Pulau Sangiang di Kabupaten Serang menghadapi masalah serius terkait konflik agraria yang telah berlangsung lama. Ini menjadi perhatian banyak pihak karena melibatkan hak dan keadilan bagi masyarakat lokal. Sejak era Orde Baru, situasi ini menciptakan ketidakpastian dan keterpurukan bagi warga yang bergantung pada lahan mereka.
Menurut Sekretaris Jenderal Konsorsium Pembaruan Agraria, Dewi Sartika, konflik agraria ini adalah contoh nyata dari kegagalan pemerintah dalam melaksanakan reforma agraria. “Masyarakat sudah tinggal di sana sejak 1950-an, namun tanah mereka justru diterbitkan Hak Guna Bangunan (HGB) untuk perusahaan. Apa yang terjadi di Pulau Sangiang adalah pelanggaran hak yang serius terhadap masyarakat lokal,” ungkapnya.
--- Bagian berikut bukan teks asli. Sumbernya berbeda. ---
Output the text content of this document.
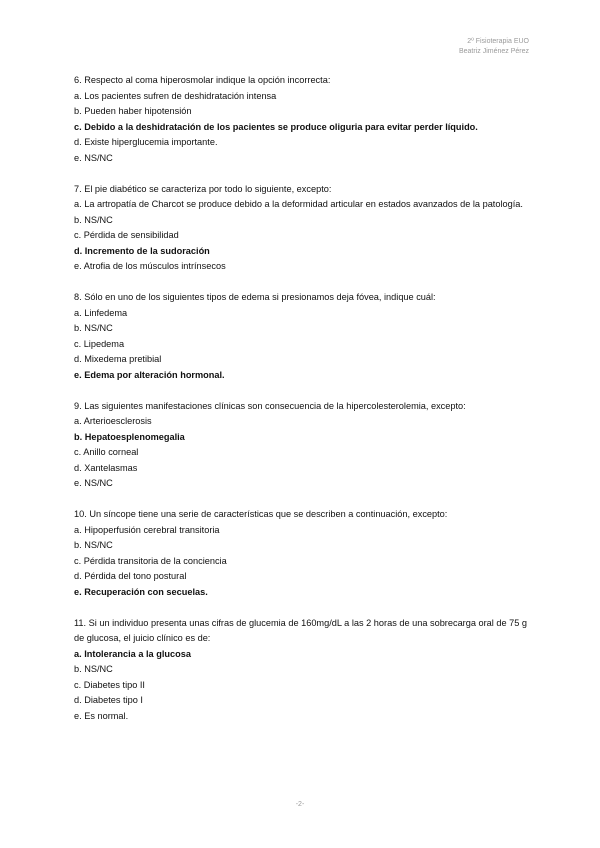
2º Fisioterapia EUO
Beatriz Jiménez Pérez

6. Respecto al coma hiperosmolar indique la opción incorrecta:

a. Los pacientes sufren de deshidratación intensa

b. Pueden haber hipotensión

c. Debido a la deshidratación de los pacientes se produce oliguria para evitar perder líquido.

d. Existe hiperglucemia importante.

e. NS/NC

7. El pie diabético se caracteriza por todo lo siguiente, excepto:

a. La artropatía de Charcot se produce debido a la deformidad articular en estados avanzados de la patología.

b. NS/NC

c. Pérdida de sensibilidad

d. Incremento de la sudoración

e. Atrofia de los músculos intrínsecos

8. Sólo en uno de los siguientes tipos de edema si presionamos deja fóvea, indique cuál:

a. Linfedema

b. NS/NC

c. Lipedema

d. Mixedema pretibial

e. Edema por alteración hormonal.

9. Las siguientes manifestaciones clínicas son consecuencia de la hipercolesterolemia, excepto:

a. Arterioesclerosis

b. Hepatoesplenomegalia

c. Anillo corneal

d. Xantelasmas

e. NS/NC

10. Un síncope tiene una serie de características que se describen a continuación, excepto:

a. Hipoperfusión cerebral transitoria

b. NS/NC

c. Pérdida transitoria de la conciencia

d. Pérdida del tono postural

e. Recuperación con secuelas.

11. Si un individuo presenta unas cifras de glucemia de 160mg/dL a las 2 horas de una sobrecarga oral de 75 g de glucosa, el juicio clínico es de:

a. Intolerancia a la glucosa

b. NS/NC

c. Diabetes tipo II

d. Diabetes tipo I

e. Es normal.

-2-
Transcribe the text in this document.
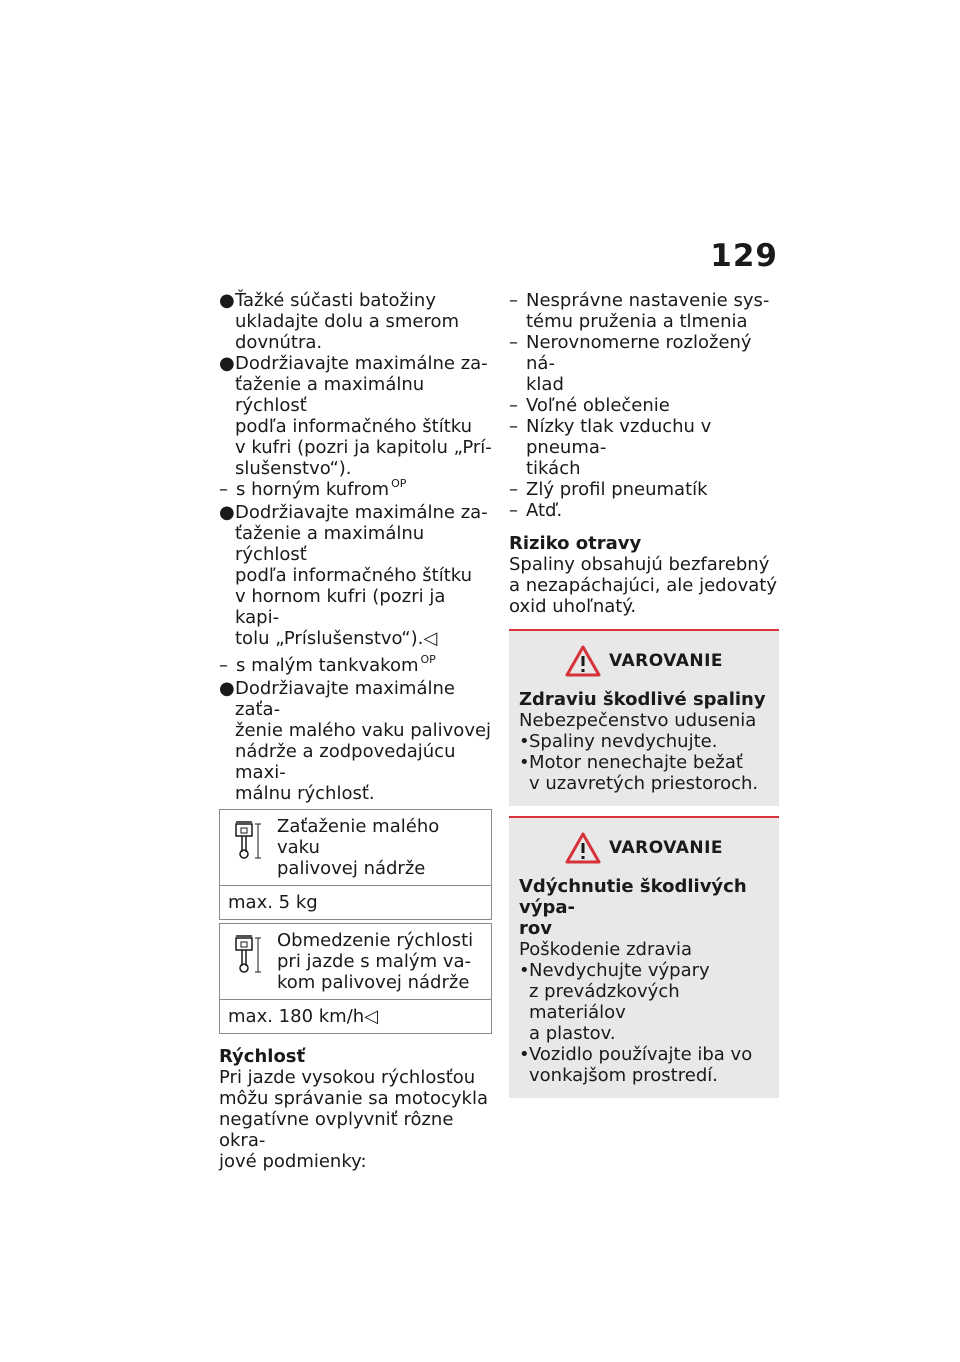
129
● Ťažké súčasti batožiny
ukladajte dolu a smerom
dovnútra.
● Dodržiavajte maximálne za-
ťaženie a maximálnu rýchlosť
podľa informačného štítku
v kufri (pozri ja kapitolu „Prí-
slušenstvo“).
– s horným kufrom $^{OP}$
● Dodržiavajte maximálne za-
ťaženie a maximálnu rýchlosť
podľa informačného štítku
v hornom kufri (pozri ja kapi-
tolu „Príslušenstvo“).◁
– s malým tankvakom $^{OP}$
● Dodržiavajte maximálne zaťa-
ženie malého vaku palivovej
nádrže a zodpovedajúcu maxi-
málnu rýchlosť.
Zaťaženie malého vaku
palivovej nádrže

max. 5 kg

Obmedzenie rýchlosti
pri jazde s malým va-
kom palivovej nádrže

max. 180 km/h◁
Rýchlosť
Pri jazde vysokou rýchlosťou
môžu správanie sa motocykla
negatívne ovplyvniť rôzne okra-
jové podmienky:
– Nesprávne nastavenie sys-
tému pruženia a tlmenia
– Nerovnomerne rozložený ná-
klad
– Voľné oblečenie
– Nízky tlak vzduchu v pneuma-
tikách
– Zlý profil pneumatík
– Atď.
Riziko otravy
Spaliny obsahujú bezfarebný
a nezapáchajúci, ale jedovatý
oxid uhoľnatý.
VAROVANIE
Zdraviu škodlivé spaliny
Nebezpečenstvo udusenia
• Spaliny nevdychujte.
• Motor nenechajte bežať
v uzavretých priestoroch.
VAROVANIE
Vdýchnutie škodlivých výpa-
rov
Poškodenie zdravia
• Nevdychujte výpary
z prevádzkových materiálov
a plastov.
• Vozidlo používajte iba vo
vonkajšom prostredí.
Dampak Konflik Agraria Terhadap Masyarakat Lokal dan Lingkungan
Konflik agraria di Pulau Sangiang tidak hanya berdampak pada masyarakat, tetapi juga pada lingkungan sekitar. Masyarakat telah menggunakan tanah tersebut untuk bertani, melaut, dan berternak tanpa gangguan selama puluhan tahun. Namun, hadirnya perusahaan dengan HGB menyulitkan mereka dalam menjalani kehidupan sehari-hari.
Data menunjukkan bahwa banyak dari warga yang terpaksa meninggalkan lahan mereka dan kehilangan mata pencaharian. Persoalan ini menunjukkan bahwa pemerintah harus lebih tegas dan memperhatikan hak-hak masyarakat yang telah mengelola lahan sejak lama. Ketidakadilan ini menciptakan ketegangan sosial dan mengancam keberlangsungan hidup masyarakat yang mengandalkan sumber daya alam.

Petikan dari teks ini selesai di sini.